De plus, la création de cette infrastructure de transport en commun risque de justifier encore des développements d’urbanisation dans l’Ouest et les Monts du Lyonnais. Ce qui augmentera encore la circulation routière dans le secteur. Si la circulation générale augmente, il n’est pas certain, malgré la hausse de la part modale des transports en commun affirmée dans le dossier, que le nombre de voitures diminue dans le secteur…

Un projet à reprendre intégralement

La question de la desserte de l’Ouest de l’agglomération lyonnaise n’a clairement pas été prise dans le bon sens. Partir de l’outil – le métro – pour ensuite tenter de le faire correspondre aux besoins ne peut pas donner un bon résultat.

Avant de parler métro, tramway, hyperloop, Translohr® ou autre, il faut déjà définir le besoin :

Oui, l’Ouest de l’agglomération manque de desserte en transports en commun.

Oui, le nombre de déplacements, notamment routiers, entre l’Ouest de l’agglomération est important et en hausse du fait de l’évolution de l’urbanisation et de l’étalement urbain.

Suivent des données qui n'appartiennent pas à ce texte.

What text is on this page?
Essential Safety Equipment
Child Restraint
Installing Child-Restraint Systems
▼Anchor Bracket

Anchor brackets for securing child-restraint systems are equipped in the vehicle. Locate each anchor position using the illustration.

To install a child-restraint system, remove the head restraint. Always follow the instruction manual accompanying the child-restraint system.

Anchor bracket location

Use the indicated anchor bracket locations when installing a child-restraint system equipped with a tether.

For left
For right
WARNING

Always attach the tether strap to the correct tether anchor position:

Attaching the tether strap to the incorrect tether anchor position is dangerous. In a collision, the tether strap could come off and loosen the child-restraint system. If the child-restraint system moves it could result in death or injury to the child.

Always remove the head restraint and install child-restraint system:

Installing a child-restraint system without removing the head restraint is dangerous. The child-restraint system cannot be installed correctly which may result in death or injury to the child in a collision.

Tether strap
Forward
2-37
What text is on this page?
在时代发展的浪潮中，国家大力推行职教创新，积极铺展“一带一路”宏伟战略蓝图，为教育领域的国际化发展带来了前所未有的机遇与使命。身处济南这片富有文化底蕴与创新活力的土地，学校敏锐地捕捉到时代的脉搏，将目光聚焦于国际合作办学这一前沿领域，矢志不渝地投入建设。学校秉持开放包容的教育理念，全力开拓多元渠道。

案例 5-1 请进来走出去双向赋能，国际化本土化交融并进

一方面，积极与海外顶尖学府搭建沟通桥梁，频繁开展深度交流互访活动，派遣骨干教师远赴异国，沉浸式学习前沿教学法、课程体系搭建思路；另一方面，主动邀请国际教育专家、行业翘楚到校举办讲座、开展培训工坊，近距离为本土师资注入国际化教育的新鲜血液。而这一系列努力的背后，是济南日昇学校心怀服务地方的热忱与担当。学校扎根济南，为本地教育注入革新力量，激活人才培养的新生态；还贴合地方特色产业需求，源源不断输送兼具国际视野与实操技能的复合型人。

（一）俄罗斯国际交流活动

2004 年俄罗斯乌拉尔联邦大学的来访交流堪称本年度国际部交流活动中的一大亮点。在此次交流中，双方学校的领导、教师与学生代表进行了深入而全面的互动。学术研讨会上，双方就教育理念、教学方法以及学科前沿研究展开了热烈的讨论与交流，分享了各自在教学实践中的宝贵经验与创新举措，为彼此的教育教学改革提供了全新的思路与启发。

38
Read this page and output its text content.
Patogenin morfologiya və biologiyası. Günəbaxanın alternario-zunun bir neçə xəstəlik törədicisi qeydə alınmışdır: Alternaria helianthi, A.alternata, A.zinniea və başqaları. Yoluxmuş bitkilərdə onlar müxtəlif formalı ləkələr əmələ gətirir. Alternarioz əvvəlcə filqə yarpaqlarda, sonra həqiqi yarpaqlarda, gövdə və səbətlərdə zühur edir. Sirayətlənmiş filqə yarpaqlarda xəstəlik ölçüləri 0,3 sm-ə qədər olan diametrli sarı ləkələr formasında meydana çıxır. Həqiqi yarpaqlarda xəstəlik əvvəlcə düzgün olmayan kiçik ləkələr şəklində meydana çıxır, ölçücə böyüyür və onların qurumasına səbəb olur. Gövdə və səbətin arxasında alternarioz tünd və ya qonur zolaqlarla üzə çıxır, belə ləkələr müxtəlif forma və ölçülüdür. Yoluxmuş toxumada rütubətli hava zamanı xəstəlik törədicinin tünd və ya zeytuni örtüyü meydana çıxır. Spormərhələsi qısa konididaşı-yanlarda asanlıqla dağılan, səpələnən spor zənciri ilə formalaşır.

Mais c’est ce même étalement urbain en peau de léopard (ou en archipel pour être plus poétique) avec des densités moyennes à très faibles qui rend vain le choix d’une infrastructure courte, coûteuse à la construction comme ensuite à son éventuel prolongement.

Qu’entend-on aussi par centre-ville ? La Presqu’Île, la Part-Dieu, les deux ?

Comment s’insère la desserte de l’Ouest de l’agglomération dans les réseaux de transports en commun existants et projetés ? Si l’on doit créer une infrastructure pour cette desserte, ne peut-on pas par la même occasion résoudre d’autres problématiques (au hasard la liaison rapide entre la Presqu’Île et la Part-Dieu qui est un échec depuis des décennies du réseau actuel) ?

Une fois les réponses à ces questions apportées, alors il sera raisonnablement possible de proposer un projet d’infrastructure.

En l’état et en l’absence de lien démontré avec les besoins existants et de la cohérence du projet avec l’évolution urbaine de l’agglomération, je suis contre le projet de nouvelle ligne de métro pour desservir l’Ouest Lyonnais.